Winnipeg, Manitoba – German-Russian past in Canada: the Mennonites

Northern Ontario is the home country for numerous tribes of the First Nations like Sioux and Cree, to just mention two of the most known ones. The highway warps through a country full of forested hills, basalt rocks, and small rivers. There are so many pretty log cabins to spend your fishing or hunting holiday. If you like just hop on water plane that’ll fly you to the best fishing grounds. You probably haven’t to go far for hunting. Big light brown deer jump cheerfully forth and back on the road. Later on we watch a black bear guzzling at the edge of the woods.

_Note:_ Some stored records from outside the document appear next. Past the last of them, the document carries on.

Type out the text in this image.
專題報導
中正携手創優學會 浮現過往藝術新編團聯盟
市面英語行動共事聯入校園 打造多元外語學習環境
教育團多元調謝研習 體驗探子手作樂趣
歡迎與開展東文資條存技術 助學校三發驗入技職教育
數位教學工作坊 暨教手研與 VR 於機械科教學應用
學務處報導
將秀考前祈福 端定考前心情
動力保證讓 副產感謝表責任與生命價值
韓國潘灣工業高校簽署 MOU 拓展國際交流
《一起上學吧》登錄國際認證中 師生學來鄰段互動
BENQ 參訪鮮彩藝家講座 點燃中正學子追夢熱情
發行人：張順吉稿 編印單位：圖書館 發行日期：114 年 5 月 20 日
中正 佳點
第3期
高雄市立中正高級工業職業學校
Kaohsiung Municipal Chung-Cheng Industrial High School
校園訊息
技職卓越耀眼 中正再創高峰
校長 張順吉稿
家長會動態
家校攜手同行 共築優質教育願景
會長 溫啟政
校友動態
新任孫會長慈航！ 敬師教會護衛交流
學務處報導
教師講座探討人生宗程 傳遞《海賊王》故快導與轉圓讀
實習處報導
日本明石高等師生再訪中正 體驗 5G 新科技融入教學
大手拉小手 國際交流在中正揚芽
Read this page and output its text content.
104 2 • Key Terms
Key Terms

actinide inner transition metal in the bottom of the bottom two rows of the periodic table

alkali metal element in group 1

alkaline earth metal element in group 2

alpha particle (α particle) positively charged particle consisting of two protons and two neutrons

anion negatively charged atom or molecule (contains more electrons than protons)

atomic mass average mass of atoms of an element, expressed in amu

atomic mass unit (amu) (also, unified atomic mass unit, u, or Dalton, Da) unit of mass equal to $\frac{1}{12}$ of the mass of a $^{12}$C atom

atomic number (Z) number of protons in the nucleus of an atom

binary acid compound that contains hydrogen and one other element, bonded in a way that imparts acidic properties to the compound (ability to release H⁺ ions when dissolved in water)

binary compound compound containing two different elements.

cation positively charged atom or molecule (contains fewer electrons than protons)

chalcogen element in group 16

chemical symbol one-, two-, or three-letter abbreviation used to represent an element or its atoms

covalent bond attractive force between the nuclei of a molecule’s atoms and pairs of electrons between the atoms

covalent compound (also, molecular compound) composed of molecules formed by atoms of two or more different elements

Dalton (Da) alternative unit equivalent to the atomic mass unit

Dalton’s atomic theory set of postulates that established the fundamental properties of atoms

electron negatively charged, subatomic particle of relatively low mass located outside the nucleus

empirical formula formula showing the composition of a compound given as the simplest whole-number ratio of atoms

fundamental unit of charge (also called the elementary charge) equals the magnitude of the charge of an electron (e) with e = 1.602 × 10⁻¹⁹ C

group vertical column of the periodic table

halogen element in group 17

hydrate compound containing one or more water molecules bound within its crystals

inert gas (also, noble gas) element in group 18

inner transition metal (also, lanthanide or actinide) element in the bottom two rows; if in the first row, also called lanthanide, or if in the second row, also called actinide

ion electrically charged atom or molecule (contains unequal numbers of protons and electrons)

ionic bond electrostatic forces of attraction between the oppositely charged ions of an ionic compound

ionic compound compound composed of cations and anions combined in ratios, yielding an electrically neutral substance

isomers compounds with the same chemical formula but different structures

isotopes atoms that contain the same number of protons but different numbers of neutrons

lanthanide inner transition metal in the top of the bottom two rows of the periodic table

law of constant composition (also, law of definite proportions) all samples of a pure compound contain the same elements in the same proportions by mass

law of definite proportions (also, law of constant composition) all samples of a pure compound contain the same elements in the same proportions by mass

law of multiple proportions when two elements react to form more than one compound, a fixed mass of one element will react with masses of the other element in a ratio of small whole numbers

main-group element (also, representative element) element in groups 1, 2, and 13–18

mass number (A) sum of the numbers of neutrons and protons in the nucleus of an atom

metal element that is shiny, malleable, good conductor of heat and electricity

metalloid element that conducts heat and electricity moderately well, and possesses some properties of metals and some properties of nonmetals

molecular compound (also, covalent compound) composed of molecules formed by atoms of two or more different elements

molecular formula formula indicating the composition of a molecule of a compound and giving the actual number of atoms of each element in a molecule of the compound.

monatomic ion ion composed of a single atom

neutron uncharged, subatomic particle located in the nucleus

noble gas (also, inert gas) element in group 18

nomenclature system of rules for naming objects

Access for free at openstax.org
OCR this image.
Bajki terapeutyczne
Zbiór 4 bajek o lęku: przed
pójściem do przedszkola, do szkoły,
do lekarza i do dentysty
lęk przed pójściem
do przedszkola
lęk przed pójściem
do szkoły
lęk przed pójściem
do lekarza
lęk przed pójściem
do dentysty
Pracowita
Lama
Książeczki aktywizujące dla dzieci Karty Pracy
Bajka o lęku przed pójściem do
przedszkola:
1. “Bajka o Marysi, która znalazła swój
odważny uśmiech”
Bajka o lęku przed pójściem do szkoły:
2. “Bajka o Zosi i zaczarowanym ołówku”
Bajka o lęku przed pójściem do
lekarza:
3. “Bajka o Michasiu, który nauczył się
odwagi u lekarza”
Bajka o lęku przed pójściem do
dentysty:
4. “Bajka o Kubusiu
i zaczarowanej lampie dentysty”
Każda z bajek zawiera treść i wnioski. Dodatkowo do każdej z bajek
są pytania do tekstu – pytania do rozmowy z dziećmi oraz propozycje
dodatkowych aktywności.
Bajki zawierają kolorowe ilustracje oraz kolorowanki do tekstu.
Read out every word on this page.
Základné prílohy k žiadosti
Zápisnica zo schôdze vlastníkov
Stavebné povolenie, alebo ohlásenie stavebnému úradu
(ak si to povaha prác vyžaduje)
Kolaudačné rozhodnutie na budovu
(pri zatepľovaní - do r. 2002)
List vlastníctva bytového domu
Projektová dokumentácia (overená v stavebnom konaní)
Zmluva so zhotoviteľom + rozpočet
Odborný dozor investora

At lunch time a young couple speaks to us in German. They tell us they are Mennonites, a Christian denomination practising adult christening. Originally they were from Northern Germany and The Netherlands, but some hundreds of years ago they weren’t tolerated in Middle Europe. They moved on eastwards until Russia, where the tsar welcomed them. Eventually they emigrated to USA and Canada, where the first of them settled in 1776. Most of them left Russia with foundation of the Soviet Union because again reprisals were taken against them. Many tried to go back to their original home country since they have kept language and tradition during all the time. There they were considered to be “Russians”, again deprecated, and the majority of them followed their fellow-believers into the New World. The traditionalists among them still today refuse modern technologies. They harness the plough with horses and go to church by carriage. But you can’t recognize the modern Mennonite. They appear as any other person would do. They wear shorts and t-shirt, and they drive cars. The young couple invites us to their parents in Winnipeg, because this will be our next destination.

In 1693 the ultra-conservative Amish People split away off the Mennonites. Nearly completely driven out of Europe, they settled mostly in Ohio and Pennsylvania, few of them in Ontario. There is a third denomination of the so-called Anabaptists. The Hutterites, Germans being residents mainly in Moravia, were also persecuted. They moved to Transylvania, later on to Ukraine, USA and since 1918 to Canada. They live in initial Christian communities of property. A couple of families run a community together. Still many of them wear their traditional clothes in muted colours and discreet patterns as well as suspenders and goatee beards. Most of these denomination members are pacifists and refuse military service; that was tolerated by Canadian government.

In the evening we visit in Winnipeg the father of the couple we met at lunch. We learn a lot more about the Mennonites. Our host has been a film producer in former times. Among others he had shot a well-awarded movie about the history of the Mennonites. He hands us a copy, so that we can watch the DVD later on our laptop.